The trade association commissioned the survey as a bill is pending in the state to amend a sales tax bill to eliminate the DBS levy. The repeal, sponsored by Rep. Louis Blessing Jr. (R-Cincinnati) would edit out the line taxing DBS services in a bill that applied taxes to a wide range of services, such as landscaping, hotel occupancy and product repair services.
The repeal was introduced in July but debate in Ohio House committees heated up in mid-November.
When Blessing introduced the bill last July, he said legislators had been “sold a bill of goods” when it was persuaded to tax satellite subscribers. Cable operators argued, as the tax was being considered, that it was unfair that terrestrial providers pay franchise fees of 5% on their gross revenues while DBS suppliers did not pay any taxes.
But Blessing said that franchise fees are "an inherent cost of doing business for cable," adding that government has "no business imposing additional costs" that favor one competitor over another.
The law is also subject to a lawsuit, filed by providers DirecTV Inc. and Dish Network. In that challenge, Judge Daniel Hogan ruled in November 2007 that the state excise tax is unconstitutional. However, the state's Department of Taxation appealed the ruling and asked the court to allow the tax to be collected as the challenge is litigated.

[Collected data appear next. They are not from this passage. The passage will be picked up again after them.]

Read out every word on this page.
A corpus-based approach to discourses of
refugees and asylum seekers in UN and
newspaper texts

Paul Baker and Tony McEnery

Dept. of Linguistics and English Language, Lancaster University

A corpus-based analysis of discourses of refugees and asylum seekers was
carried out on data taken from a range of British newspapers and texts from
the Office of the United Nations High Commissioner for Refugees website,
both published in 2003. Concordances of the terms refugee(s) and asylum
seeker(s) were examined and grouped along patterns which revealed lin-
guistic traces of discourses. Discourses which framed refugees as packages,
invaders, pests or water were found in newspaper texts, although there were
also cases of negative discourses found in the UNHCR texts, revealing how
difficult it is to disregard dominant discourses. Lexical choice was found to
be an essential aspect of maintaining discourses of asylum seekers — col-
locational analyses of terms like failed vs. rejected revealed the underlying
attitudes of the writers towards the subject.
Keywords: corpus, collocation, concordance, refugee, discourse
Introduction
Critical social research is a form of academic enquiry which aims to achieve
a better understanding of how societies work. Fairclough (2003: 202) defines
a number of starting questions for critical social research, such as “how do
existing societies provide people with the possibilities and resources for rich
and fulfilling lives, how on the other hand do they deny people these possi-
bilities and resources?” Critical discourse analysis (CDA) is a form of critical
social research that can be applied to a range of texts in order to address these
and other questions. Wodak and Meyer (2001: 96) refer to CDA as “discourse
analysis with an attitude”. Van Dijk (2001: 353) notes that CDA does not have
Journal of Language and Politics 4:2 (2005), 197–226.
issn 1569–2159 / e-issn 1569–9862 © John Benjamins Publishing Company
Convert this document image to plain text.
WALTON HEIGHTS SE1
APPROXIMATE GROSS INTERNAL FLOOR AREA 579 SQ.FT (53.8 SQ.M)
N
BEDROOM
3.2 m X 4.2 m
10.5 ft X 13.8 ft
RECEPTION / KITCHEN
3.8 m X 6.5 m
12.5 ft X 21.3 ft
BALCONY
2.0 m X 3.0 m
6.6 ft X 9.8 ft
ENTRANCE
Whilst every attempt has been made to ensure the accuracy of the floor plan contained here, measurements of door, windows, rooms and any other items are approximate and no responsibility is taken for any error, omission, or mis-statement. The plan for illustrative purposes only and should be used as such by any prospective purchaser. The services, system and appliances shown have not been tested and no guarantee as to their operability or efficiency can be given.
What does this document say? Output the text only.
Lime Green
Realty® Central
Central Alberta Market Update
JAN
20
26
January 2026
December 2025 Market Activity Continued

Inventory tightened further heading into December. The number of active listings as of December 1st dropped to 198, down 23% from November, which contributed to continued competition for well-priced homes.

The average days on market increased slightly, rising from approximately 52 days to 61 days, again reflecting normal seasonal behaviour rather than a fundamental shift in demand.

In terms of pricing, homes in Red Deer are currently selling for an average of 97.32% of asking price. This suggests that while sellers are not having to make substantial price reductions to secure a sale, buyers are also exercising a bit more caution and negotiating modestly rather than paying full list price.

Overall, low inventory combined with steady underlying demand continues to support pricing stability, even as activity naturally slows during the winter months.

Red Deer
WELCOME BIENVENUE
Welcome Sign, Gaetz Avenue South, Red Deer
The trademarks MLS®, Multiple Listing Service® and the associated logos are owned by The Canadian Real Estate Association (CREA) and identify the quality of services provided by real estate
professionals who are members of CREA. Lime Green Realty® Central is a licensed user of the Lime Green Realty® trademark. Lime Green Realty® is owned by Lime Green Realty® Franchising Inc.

The survey, in support of the repeal, was conducted by the Columbus-based research firm, The Strategy Team Inc. It polled 400 Ohio cable and DBS subscribers, plus another 100 homes that were known to subscribe to DBS, asking their opinion of the 5.5% sales tax on DBS bills.
Eighty-six percent of those polled said they would tell elected representatives to repeal the sales tax; two-thirds of the satellite users in the poll said a repeal is a fair remedy and would save them money.